DIE REISE: INITIATION INTÉRESSANTE, INÉGALE

Die Reise : initiation intéressante, mais inégale

L’objectif du spectacle Die Reise est limpide : faire connaître le travail et la contribution artistique du marionnettiste Felix Mirbt. Peu connu au Québec, Mirbt a néanmoins fortement influencé l’artiste multidisciplinaire Marcelle Hudon ainsi que les deux comparses du Théâtre de la Pire Espèce, Olivier Ducas et Francis Monty, dont le théâtre d’objets (Ubu sur la table) a été maintes fois salué. Les trois créateurs se sont alliés pour concevoir ce spectacle hommage qui se réclame du docufiction.

Docufiction, je ne sais pas trop, mais docuthéâtre, oui. La production s’articule sur deux axes. Le premier : l’initiation au travail de Mirbt par la présentation et la manipulation de ses marionnettes les plus célèbres, ainsi que par la diffusion de séquences vidéo retraçant le parcours de l’artiste à travers notamment des entrevues avec d’anciens collaborateurs. L’aspect documentaire du spectacle est parfaitement visible dans ces séquences. Le deuxième axe, lui, offre la toile narrative. En mettant quelques marionnettes à contribution, une expérience de jeunesse rocambolesque est racontée. Dans une Allemagne bombardée par les Alliés, le jeune Felix et son père parcourent le pays à bicyclette en transportant avec eux trois millions et demi de marks, destinés à des réfugiés allemands.

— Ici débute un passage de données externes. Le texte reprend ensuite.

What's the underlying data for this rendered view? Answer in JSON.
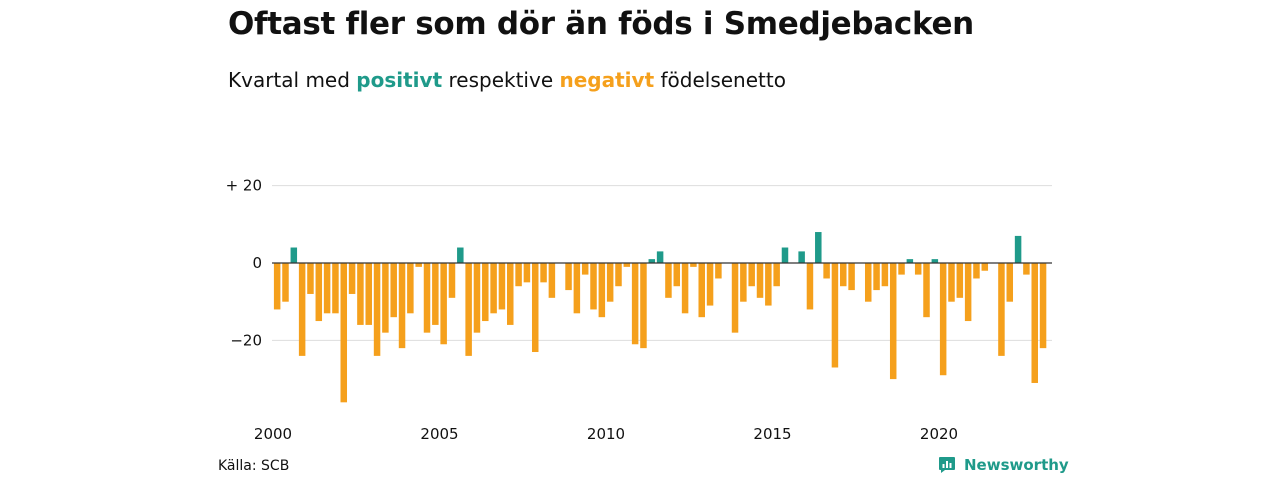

Le spectacle fait un va-et-vient constant entre la narration du voyage (d’où le titre de la pièce) et la présentation plus technique du travail de Mirbt. Dans la première moitié de la représentation, cela fonctionne à merveille : le spectacle s’ouvre sous la férule de la maîtresse de cérémonie Judy, marionnette loquace et irrévérencieuse qui fait souvent dans l’autodérision et qui s’approprie sans gêne les pires préjugés au sujet du théâtre de marionnettes, dans l’hilarité générale. On y reconnaît là la signature humoristique de la Pire Espèce, à laquelle il est difficile de résister. Ces intermèdes ponctuels offrent un répit bienvenu aux passages du récit de voyage, nettement plus lourds.

L’intérêt de la superposition de cette anecdote et de la présentation du travail de Mirbt est évident : il permet de comprendre ce qui a inspiré l’apparence parfois mélancolique, parfois cauchemardesque des marionnettes du créateur. À ce titre, le moment où les comédiens enfilent des têtes géantes de marionnettes rappelant des crânes quand ils incarnent des officiers SS est saisissant.  Le genre d’image susceptible, comme le souhaitait Mirbt, de rester avec nous toute notre vie.

Malheureusement, le spectacle s’essouffle rapidement : le propos devient redondant, les moments teintés d’humour sont délaissés, les rares qui restent tournant au cabotinage, et l’on donne dans la surenchère théorique. Il n’est pas surprenant que des gens de théâtre se soient intéressés au processus de création d’un autre créateur de théâtre, mais quand l’on discourt sur l’intérêt pour les images totémiques et les archétypes, on s’adresse ici à une toute petite portion d’un public d’initiés et l’on délaisse les autres. Je me sentais soudainement de retour dans mes séminaires de maîtrise plutôt qu’à un bon show de théâtre. D’une durée d’environ 1h45, la représentation aurait nettement gagné à être resserrée.

Placer les musiciens, les manipulateurs/comédiens et même l’assistante à la mise en scène et directrice de production sur la scène en permanence et à la vue des spectateurs est de bon ton dans une pièce qui veut mettre en lumière un artisan de théâtre resté dans l’ombre. Paradoxalement, la présence sur scène des musiciens m’a fait regretter que leur contribution n’ait pas été plus marquante, malgré des choix musicaux pertinents empruntant au répertoire classique allemand.

Si le spectacle est de toute évidence un hommage au mentor des créateurs, il est plutôt apparu à mes yeux de spectatrice comme un hommage au travail de manipulateur de marionnettes. Ducas et Monty manipulent avec un talent et un amour évidents les créations de leur mentor, particulièrement lorsque les marionnettes sont présentées et animées une à la fois, au centre de la scène, et où l’on donne à voir l’incroyable précision de ces mouvements que l’on jurerait humains. Considérant que l’auteure de ces lignes ne se connaît aucun atome crochu avec le théâtre de marionnettes malgré quelques tentatives, la fascination qu’a inspirée Die Reise témoigne probablement de la plus grande force de la production.

Comme la mission éducative n’a pas été prise à la légère, le spectacle est aussi accompagné d’un site internet de référence sur Mirbt et d’une exposition.

Die Reise est présenté jusqu’au 17 décembre 2011 au théâtre Aux Écuries.